Ricoh has failed to plausibly allege that Bailon violated, or that All Copy interfered with, a valid, enforceable restrictive covenant; that either Bailon or All Copy improperly interfered with Ricoh's contractual relations; or that either Defendant engaged in unfair competition under Pennsylvania law. Accordingly, Defendants' Motion to Dismiss will be granted, and Plaintiff's Complaint will be dismissed with leave to amend. An appropriate Order follows.

FootNotes


1. The factual background is derived from Plaintiff's Complaint and the attached Confidentiality and Non-Compete Agreement (the "Agreement"). (Compl. Ex. A, ECF No. 1-4). See, e.g., Mayer v. Belichick, 605 F.3d 223, 230 (3d Cir. 2010) ("In deciding a Rule 12(b)(6) motion, a court must consider only the complaint, exhibits attached to the complaint, matters of public record, as well as undisputedly authentic documents if the complainant's claims are based upon these documents.").
2. IKON changed its name to Ricoh in 2012. (Compl. ¶ 15.)
3. The Agreement limited the geographic scope of the competition restrictions in Paragraph 8 to "[a]ny area and/or account assigned to [Bailon] or under [Bailon's] management, control and/or responsibility during the two (2) year period immediately preceding the termination of [Bailon's] employment [with Ricoh]." (Agmt. ¶ 9.)
4. The Agreement provides that it will be governed by Pennsylvania law, and the parties have not disputed this choice of law. Accordingly, we analyze the Agreement under Pennsylvania law.

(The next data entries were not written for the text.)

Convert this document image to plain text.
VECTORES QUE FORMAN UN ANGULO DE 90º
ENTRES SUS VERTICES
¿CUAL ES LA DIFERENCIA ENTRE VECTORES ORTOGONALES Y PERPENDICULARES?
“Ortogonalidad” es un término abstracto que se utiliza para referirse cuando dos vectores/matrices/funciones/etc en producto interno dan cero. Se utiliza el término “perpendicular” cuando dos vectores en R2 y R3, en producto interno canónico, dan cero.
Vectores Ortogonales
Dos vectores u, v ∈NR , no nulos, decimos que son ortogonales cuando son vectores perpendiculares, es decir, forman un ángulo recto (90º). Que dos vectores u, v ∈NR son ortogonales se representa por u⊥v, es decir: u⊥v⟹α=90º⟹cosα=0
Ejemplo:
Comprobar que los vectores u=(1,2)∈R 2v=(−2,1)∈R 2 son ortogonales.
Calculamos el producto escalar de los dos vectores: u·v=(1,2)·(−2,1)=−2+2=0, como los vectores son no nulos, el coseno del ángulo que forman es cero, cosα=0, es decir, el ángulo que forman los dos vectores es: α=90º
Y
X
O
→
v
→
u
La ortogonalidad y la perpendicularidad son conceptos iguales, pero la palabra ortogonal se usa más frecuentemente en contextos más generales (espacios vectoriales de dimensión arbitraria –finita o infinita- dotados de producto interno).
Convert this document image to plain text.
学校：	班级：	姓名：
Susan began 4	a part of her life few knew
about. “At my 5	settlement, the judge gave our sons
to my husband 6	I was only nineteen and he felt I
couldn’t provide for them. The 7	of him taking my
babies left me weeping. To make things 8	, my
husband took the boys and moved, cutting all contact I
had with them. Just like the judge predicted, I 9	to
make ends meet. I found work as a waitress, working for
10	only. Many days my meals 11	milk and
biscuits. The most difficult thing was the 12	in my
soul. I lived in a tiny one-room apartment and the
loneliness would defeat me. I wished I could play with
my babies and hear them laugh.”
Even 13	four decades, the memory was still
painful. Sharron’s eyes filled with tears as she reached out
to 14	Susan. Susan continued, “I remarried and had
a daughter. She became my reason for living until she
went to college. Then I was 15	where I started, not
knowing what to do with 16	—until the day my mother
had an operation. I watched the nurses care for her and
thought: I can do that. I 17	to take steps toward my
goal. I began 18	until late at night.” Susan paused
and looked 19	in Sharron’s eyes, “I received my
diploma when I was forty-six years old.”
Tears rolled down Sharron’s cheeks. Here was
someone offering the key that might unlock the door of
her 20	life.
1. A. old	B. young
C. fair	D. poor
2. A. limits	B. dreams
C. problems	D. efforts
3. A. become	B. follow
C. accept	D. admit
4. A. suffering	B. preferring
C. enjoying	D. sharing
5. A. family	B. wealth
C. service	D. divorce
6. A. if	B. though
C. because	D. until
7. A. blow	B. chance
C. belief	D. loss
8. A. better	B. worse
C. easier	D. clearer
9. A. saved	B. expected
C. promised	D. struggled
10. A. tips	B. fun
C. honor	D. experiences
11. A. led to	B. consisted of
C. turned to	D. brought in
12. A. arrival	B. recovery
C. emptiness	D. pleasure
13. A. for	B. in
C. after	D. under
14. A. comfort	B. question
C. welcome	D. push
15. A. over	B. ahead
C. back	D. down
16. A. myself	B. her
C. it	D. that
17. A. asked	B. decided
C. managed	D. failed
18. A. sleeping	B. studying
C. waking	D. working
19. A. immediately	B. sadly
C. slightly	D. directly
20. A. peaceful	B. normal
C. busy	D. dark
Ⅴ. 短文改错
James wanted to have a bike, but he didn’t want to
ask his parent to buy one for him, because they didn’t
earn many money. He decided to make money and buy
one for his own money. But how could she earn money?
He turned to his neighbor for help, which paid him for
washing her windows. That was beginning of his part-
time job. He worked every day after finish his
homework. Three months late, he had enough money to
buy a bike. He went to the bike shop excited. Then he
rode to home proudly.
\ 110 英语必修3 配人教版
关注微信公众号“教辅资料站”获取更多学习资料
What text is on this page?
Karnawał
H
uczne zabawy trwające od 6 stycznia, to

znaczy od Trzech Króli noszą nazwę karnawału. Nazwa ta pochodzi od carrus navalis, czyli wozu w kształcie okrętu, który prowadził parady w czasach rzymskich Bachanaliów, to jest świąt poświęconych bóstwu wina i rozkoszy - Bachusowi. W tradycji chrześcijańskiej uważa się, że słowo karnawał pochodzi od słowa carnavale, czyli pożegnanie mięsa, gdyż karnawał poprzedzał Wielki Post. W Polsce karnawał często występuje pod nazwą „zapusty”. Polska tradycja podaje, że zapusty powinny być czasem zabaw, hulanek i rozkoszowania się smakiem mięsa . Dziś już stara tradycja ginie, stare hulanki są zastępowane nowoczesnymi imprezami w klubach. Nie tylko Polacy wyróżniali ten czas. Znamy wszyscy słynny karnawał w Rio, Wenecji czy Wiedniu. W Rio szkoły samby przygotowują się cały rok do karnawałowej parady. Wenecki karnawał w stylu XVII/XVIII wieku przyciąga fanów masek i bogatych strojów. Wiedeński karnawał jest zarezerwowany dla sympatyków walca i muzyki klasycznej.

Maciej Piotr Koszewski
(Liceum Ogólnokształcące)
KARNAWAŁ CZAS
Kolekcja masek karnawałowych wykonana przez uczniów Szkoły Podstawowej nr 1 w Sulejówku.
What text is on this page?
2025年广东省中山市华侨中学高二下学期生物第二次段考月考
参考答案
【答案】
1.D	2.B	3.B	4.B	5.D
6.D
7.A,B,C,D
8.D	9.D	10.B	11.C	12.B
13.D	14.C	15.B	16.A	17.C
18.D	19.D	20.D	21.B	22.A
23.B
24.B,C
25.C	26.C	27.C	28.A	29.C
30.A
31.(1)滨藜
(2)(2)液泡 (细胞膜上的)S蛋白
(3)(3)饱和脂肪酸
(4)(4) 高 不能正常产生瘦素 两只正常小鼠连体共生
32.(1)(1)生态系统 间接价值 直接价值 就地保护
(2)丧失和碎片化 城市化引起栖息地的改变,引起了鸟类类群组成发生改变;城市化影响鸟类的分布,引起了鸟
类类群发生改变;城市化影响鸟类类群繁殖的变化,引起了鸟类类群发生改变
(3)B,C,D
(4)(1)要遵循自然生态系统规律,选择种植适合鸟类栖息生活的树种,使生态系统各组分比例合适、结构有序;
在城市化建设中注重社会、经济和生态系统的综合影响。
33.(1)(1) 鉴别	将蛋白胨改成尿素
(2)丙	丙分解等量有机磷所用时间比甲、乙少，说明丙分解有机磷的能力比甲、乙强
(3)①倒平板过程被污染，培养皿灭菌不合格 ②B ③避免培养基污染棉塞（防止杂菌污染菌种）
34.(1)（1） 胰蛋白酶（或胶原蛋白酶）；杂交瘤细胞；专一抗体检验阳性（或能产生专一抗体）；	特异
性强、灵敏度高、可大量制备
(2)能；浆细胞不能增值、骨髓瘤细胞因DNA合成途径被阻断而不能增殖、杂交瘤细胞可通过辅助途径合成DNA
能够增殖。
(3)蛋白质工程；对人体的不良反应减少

5. To be enforceable under Pennsylvania law, restrictive covenants must also be ancillary to an employment relationship, the restrictions imposed must be reasonably limited in duration and geographic extent, and the restrictions must be designed to protect the legitimate interests of the employer. Socko, 126 A.3d at 1274. Because the parties' submissions do not discuss these requirements, we do not address them at this juncture.